L’euro a été lancé il y a vingt ans, mais il n’est pas devenu un vrai concurrent du dollar, qui reste trois fois plus utilisé dans les réserves internationales. Est-ce un échec ?

L’euro peut et doit, à mon avis, jouer un rôle international plus important. Ce n’est pas encore le cas car le cadre institutionnel de la zone euro reste inachevé. Pour réduire l’écart avec le dollar et pour que tous les Etats membres bénéficient des avantages d’une monnaie internationale, la zone euro doit offrir aux investisseurs internationaux un actif sûr, qui serve de valeur refuge, des marchés de capitaux profonds et liquides, et une réponse collective déterminée en période de crise. En tant que banque centrale, nous devons aussi prendre nos responsabilités comme nous le faisons actuellement, et fournir la liquidité nécessaire en euros.
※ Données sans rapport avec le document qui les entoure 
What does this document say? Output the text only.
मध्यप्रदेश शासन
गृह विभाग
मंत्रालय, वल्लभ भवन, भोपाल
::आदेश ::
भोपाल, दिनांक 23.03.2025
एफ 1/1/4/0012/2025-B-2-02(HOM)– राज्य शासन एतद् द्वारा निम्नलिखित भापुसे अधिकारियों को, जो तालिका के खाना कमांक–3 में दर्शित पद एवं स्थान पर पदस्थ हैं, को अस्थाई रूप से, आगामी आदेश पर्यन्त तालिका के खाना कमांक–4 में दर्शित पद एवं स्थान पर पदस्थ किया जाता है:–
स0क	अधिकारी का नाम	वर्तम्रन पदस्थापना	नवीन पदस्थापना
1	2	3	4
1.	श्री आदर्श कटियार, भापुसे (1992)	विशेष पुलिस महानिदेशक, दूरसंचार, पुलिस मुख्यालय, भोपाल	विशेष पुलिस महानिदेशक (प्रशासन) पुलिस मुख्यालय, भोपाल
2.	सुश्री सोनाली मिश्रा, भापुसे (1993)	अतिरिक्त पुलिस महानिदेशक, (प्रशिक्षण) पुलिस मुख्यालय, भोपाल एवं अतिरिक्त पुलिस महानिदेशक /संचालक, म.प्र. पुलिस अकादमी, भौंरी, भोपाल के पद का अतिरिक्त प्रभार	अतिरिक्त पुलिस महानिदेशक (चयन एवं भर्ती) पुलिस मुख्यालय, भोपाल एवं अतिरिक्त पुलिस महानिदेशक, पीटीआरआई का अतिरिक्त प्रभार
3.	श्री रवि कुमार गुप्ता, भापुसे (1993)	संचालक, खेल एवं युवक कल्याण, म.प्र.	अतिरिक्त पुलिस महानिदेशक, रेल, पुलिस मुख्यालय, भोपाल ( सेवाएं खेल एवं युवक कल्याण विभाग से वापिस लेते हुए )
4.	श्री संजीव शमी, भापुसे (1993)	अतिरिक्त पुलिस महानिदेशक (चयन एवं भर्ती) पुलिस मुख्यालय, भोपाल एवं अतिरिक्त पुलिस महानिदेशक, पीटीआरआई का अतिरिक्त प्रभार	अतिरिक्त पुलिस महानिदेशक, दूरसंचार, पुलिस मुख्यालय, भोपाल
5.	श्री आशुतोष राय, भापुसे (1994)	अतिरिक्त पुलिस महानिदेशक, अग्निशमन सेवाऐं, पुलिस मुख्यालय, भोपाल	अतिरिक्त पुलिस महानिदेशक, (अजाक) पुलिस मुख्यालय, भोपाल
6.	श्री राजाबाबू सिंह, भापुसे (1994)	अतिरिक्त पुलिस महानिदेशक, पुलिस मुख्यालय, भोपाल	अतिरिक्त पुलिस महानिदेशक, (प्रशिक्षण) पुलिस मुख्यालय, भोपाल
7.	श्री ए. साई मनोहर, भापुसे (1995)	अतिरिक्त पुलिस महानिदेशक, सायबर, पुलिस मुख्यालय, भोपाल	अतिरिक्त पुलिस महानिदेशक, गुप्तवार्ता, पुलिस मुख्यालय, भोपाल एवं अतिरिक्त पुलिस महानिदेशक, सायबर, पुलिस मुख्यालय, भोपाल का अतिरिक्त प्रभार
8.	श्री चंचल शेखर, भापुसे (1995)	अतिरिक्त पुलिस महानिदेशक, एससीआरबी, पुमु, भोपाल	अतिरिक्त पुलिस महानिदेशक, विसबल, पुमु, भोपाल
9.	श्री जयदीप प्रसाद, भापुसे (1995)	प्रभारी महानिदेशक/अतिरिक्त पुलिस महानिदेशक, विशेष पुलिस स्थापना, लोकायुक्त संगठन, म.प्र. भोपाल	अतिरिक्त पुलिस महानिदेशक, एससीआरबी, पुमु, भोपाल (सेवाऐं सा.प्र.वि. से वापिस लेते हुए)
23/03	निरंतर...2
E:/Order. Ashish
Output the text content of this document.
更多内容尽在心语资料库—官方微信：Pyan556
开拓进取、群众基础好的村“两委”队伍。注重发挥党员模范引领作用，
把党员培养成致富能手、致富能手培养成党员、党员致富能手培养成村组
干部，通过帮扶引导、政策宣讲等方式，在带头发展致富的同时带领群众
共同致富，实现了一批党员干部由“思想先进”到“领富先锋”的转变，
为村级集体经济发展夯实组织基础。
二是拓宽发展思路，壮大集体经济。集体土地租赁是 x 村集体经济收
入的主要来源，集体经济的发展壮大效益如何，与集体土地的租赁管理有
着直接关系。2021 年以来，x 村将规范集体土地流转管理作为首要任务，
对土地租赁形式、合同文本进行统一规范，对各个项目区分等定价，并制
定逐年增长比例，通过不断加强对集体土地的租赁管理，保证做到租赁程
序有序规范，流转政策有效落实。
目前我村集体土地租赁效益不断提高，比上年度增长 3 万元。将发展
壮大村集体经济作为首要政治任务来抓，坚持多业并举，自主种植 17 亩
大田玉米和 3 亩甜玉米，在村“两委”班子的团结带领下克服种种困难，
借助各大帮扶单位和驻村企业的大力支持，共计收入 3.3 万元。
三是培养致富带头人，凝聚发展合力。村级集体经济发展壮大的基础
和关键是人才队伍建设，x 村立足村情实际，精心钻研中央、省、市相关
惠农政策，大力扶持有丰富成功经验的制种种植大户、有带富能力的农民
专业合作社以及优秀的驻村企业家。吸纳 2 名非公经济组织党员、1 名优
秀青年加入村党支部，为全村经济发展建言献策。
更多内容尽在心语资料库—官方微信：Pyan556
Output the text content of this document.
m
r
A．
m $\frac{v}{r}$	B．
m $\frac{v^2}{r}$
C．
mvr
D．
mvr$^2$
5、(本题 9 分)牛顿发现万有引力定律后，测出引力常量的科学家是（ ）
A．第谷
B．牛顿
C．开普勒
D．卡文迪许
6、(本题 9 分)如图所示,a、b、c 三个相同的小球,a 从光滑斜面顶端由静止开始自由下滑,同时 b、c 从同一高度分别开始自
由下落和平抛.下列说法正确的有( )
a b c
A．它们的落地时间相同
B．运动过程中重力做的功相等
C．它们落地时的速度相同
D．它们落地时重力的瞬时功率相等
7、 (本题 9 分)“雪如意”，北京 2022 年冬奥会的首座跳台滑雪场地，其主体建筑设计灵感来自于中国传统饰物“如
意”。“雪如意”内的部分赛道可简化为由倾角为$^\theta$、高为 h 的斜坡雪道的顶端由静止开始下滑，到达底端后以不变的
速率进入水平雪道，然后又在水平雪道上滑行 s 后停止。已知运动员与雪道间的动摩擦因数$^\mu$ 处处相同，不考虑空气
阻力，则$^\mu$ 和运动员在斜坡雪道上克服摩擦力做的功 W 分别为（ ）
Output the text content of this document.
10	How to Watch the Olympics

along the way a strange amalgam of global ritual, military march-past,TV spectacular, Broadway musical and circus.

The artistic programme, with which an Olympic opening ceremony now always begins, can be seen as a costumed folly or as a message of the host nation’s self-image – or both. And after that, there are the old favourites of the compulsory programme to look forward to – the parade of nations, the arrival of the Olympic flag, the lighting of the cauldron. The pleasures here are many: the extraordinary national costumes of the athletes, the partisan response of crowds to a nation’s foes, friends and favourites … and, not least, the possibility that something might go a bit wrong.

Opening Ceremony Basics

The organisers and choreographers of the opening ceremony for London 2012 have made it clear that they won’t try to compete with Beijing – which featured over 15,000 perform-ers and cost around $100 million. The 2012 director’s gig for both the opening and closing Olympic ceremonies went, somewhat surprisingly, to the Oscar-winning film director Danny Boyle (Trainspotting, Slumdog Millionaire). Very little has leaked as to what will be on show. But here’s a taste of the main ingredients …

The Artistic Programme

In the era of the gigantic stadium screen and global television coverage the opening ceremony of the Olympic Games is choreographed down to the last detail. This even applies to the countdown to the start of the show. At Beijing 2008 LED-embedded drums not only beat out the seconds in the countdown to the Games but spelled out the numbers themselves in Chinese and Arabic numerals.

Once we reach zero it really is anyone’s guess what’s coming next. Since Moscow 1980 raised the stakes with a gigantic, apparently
Est-ce que ça veut dire que la BCE doit devenir, comme la Fed, prêteur international en dernier recours ?

Nous devons aller dans cette direction, en effet.

La Bulgarie et la Croatie sont les prochains pays qui pourraient rejoindre l’euro. Est-ce vraiment une bonne idée d’accepter des pays dont les économies sont très différentes et beaucoup plus pauvres que le reste de la zone euro ?

Une entrée dans la zone euro ne peut avoir lieu qu’après un processus sérieux de convergence institutionnelle, financière et macroéconomique.

Bien sûr, mais la Grèce aussi avait suivi un processus de convergence et ça s’est mal fini…

Peut-être que par le passé, l’importance de la convergence a été sous-estimée. Aujourd’hui, ce sujet est pris plus au sérieux. Pour être acceptés dans le mécanisme de taux de change européen (un processus de deux ans avant l’adoption de l’euro), les pays doivent accepter la supervision bancaire de la BCE, par exemple. La Croatie et la Bulgarie ont pris des mesures importantes pour converger.

Quand la Croatie et la Bulgarie feront-elles partie de l’euro ?

Si elles remplissent les conditions, elles seront acceptées dans le mécanisme de taux de change européen d’ici la fin de l’année. La Croatie et la Bulgarie pourraient donc rejoindre la zone euro en 2023 au plus tôt, si elles réussissent tous les tests préliminaires.